Homann: Im Zentrum der Überlegungen steht konkret zum gegenwärtigen Zeitpunkt das Problem der Lieferfähigkeit. Noch in dieser Woche findet ein erstes Gespräch mit der AOK zu diesem Thema statt. Die uns vorliegenden Defektlisten aus Apotheken, von Großhändlern und teilweise auch von Herstellern sind dabei ein gutes Hilfsmittel, um auch die »nötige Ernsthaftigkeit« des Gespräches sicher zu stellen. In der näheren Zukunft muss auch das Thema der Honorierung des zusätzlichen Aufwandes in den Apotheken zur Sprache gebracht werden.
PZ: Geben Sie dem AOK-Rabattvertrag noch eine Chance? Können solche Verträge überhaupt funktionieren?

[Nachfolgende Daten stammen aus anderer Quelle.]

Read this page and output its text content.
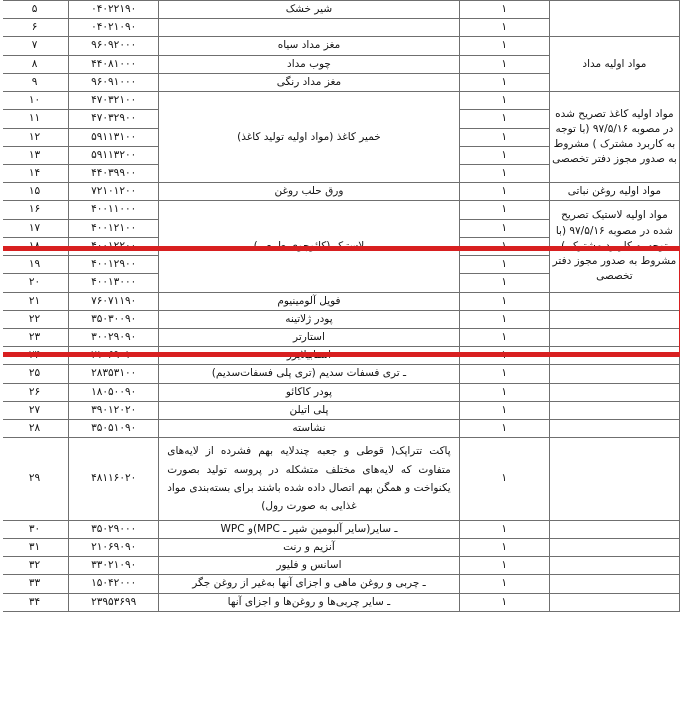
	١	شیر خشک	٠۴٠٢٢١٩٠	۵
	١		٠۴٠٢١٠٩٠	۶
مواد اولیه مداد	١	مغز مداد سیاه	٩۶٠٩٢٠٠٠	٧
	١	چوب مداد	۴۴٠٨١٠٠٠	٨
	١	مغز مداد رنگی	٩۶٠٩١٠٠٠	٩
مواد اولیه کاغذ تصریح شده در مصوبه ٩٧/۵/١۶ (با توجه به کاربرد مشترک ) مشروط به صدور مجوز دفتر تخصصی	١	خمیر کاغذ (مواد اولیه تولید کاغذ)	۴٧٠٣٢١٠٠	١٠
	١		۴٧٠٣٢٩٠٠	١١
	١		۵٩١١٣١٠٠	١٢
	١		۵٩١١٣٢٠٠	١٣
	١		۴۴٠٣٩٩٠٠	١۴
مواد اولیه روغن نباتی	١	ورق حلب روغن	٧٢١٠١٢٠٠	١۵
مواد اولیه لاستیک تصریح شده در مصوبه ٩٧/۵/١۶ (با توجه به کاربرد مشترک ) مشروط به صدور مجوز دفتر تخصصی	١	لاستیک (کائوچوی طبیعی)	۴٠٠١١٠٠٠	١۶
	١		۴٠٠١٢١٠٠	١٧
	١		۴٠٠١٢٢٠٠	١٨
	١		۴٠٠١٢٩٠٠	١٩
	١		۴٠٠١٣٠٠٠	٢٠
	١	فویل آلومینیوم	٧۶٠٧١١٩٠	٢١
	١	پودر ژلاتینه	٣۵٠٣٠٠٩٠	٢٢
	١	استارتر	٣٠٠٢٩٠٩٠	٢٣
	١	استابیلایزر	٢١٠۶٩٠١٠	٢۴
	١	ـ تری فسفات سدیم (تری پلی فسفات‌سدیم)	٢٨٣۵٣١٠٠	٢۵
	١	پودر کاکائو	١٨٠۵٠٠٩٠	٢۶
	١	پلی اتیلن	٣٩٠١٢٠٢٠	٢٧
	١	نشاسته	٣۵٠۵١٠٩٠	٢٨
	١	پاکت تتراپک( قوطی و جعبه چندلایه بهم فشرده از لایه‌های متفاوت که لایه‌های مختلف متشکله در پروسه تولید بصورت یکنواخت و همگن بهم اتصال داده شده باشند برای بسته‌بندی مواد غذایی به صورت رول)	۴٨١١۶٠٢٠	٢٩
	١	ـ سایر(سایر آلبومین شیر ـ MPC)و WPC	٣۵٠٢٩٠٠٠	٣٠
	١	آنزیم و رنت	٢١٠۶٩٠٩٠	٣١
	١	اسانس و فلیور	٣٣٠٢١٠٩٠	٣٢
	١	ـ چربی و روغن ماهی و اجزای آنها به‌غیر از روغن جگر	١۵٠۴٢٠٠٠	٣٣
	١	ـ سایر چربی‌ها و روغن‌ها و اجزای آنها	٢٣٩۵٣۶٩٩	٣۴
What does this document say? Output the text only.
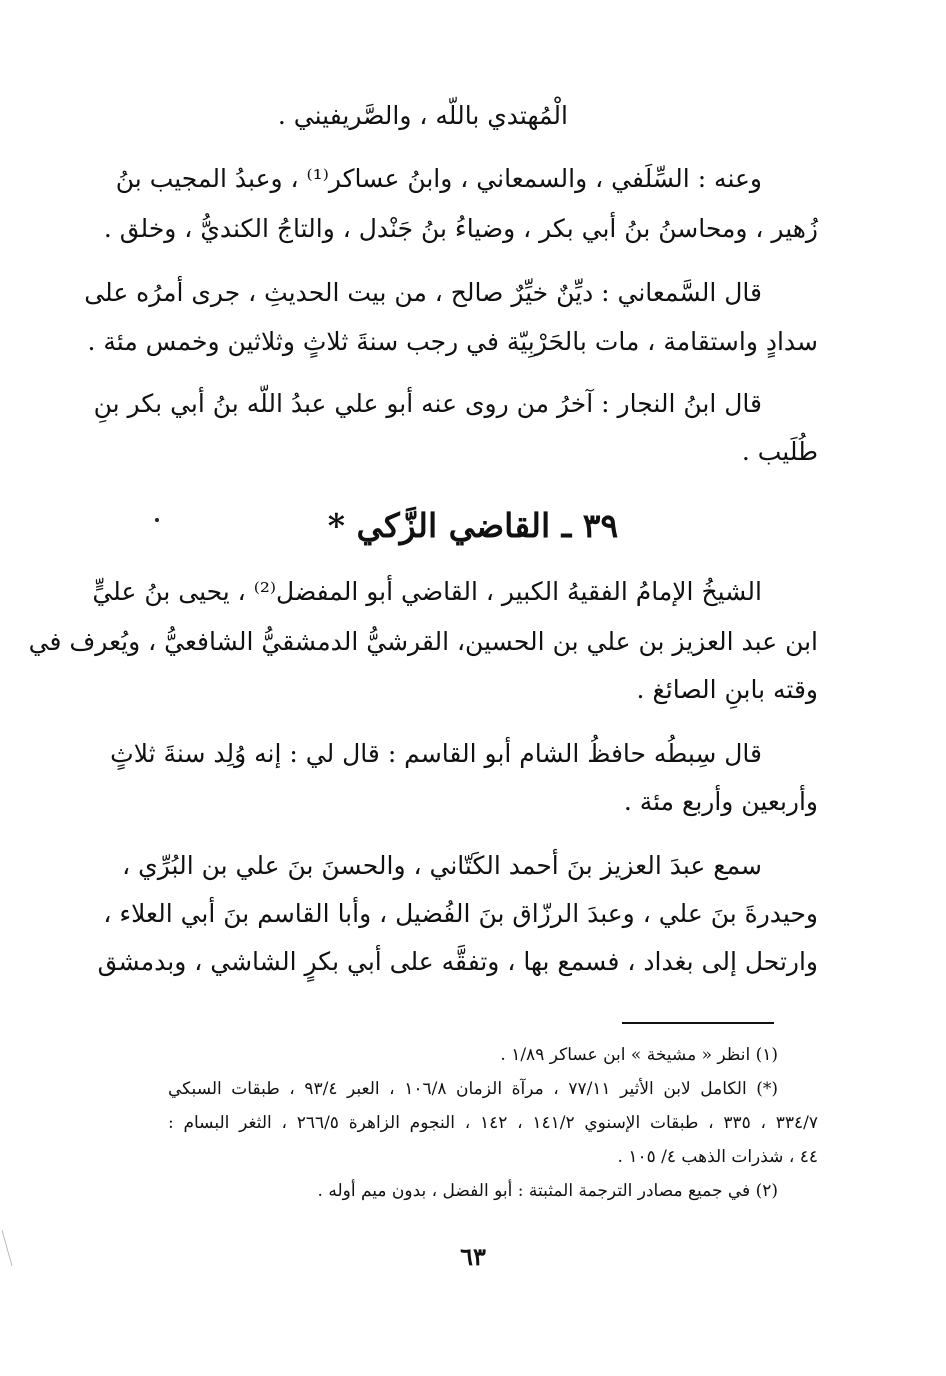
الْمُهتدي باللّه ، والصَّريفيني .
وعنه : السِّلَفي ، والسمعاني ، وابنُ عساكر⁽¹⁾ ، وعبدُ المجيب بنُ
زُهير ، ومحاسنُ بنُ أبي بكر ، وضياءُ بنُ جَنْدل ، والتاجُ الكنديُّ ، وخلق .
قال السَّمعاني : ديِّنٌ خيِّرٌ صالح ، من بيت الحديثِ ، جرى أمرُه على
سدادٍ واستقامة ، مات بالحَرْبِيّة في رجب سنةَ ثلاثٍ وثلاثين وخمس مئة .
قال ابنُ النجار : آخرُ من روى عنه أبو علي عبدُ اللّه بنُ أبي بكر بنِ
طُلَيب .
٣٩ ـ القاضي الزَّكي *
الشيخُ الإمامُ الفقيهُ الكبير ، القاضي أبو المفضل⁽²⁾ ، يحيى بنُ عليٍّ
ابن عبد العزيز بن علي بن الحسين، القرشيُّ الدمشقيُّ الشافعيُّ ، ويُعرف في
وقته بابنِ الصائغ .
قال سِبطُه حافظُ الشام أبو القاسم : قال لي : إنه وُلِد سنةَ ثلاثٍ
وأربعين وأربع مئة .
سمع عبدَ العزيز بنَ أحمد الكَتّاني ، والحسنَ بنَ علي بن البُرِّي ،
وحيدرةَ بنَ علي ، وعبدَ الرزّاق بنَ الفُضيل ، وأبا القاسم بنَ أبي العلاء ،
وارتحل إلى بغداد ، فسمع بها ، وتفقَّه على أبي بكرٍ الشاشي ، وبدمشق
(١) انظر « مشيخة » ابن عساكر ١/٨٩ .
(*) الكامل لابن الأثير ٧٧/١١ ، مرآة الزمان ١٠٦/٨ ، العبر ٩٣/٤ ، طبقات السبكي
٣٣٤/٧ ، ٣٣٥ ، طبقات الإسنوي ١٤١/٢ ، ١٤٢ ، النجوم الزاهرة ٢٦٦/٥ ، الثغر البسام :
٤٤ ، شذرات الذهب ٤/ ١٠٥ .
(٢) في جميع مصادر الترجمة المثبتة : أبو الفضل ، بدون ميم أوله .
٦٣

Homann: Grundsätzlich ist die Frage mit Ja zu beantworten. Die Apothekerschaft steht zu ihrer Zusage, die Rabattverträge zu unterstützen. Auch aus dem Grunde, weil damit eine alte Forderung umgesetzt wurde, den Preiswettbewerb bei Rx-Präparaten dort stattfinden zu lassen, wo er hingehört: zwischen Herstellern und Krankenkassen. Dazu gehören aber auch Rahmenbedingungen, unter denen in den Apotheken diese Verträge umgesetzt werden können. Die wirtschaftliche Situation ist nicht mehr so, dass großzügig Geschenke verteilt werden können. Zusätzliche Leistungen müssen zusätzlich honoriert werden
PZ: Was wären sinnvolle Alternativen?
Homann: Der Vertrag ist gerade vierzehn Tage in Kraft und da ist es noch nicht an der Zeit, über Alternativen zu diskutieren. Es gilt jetzt erst einmal, die offenkundigen Defizite aufzuarbeiten. Das ist zwar in erster Linie eine Aufgabe der Vertragspartner. Aber wir werden das sicherlich mit der nötigen Aufmerksamkeit und, falls erforderlich, auch mit entsprechenden Aufmunterung begleiten.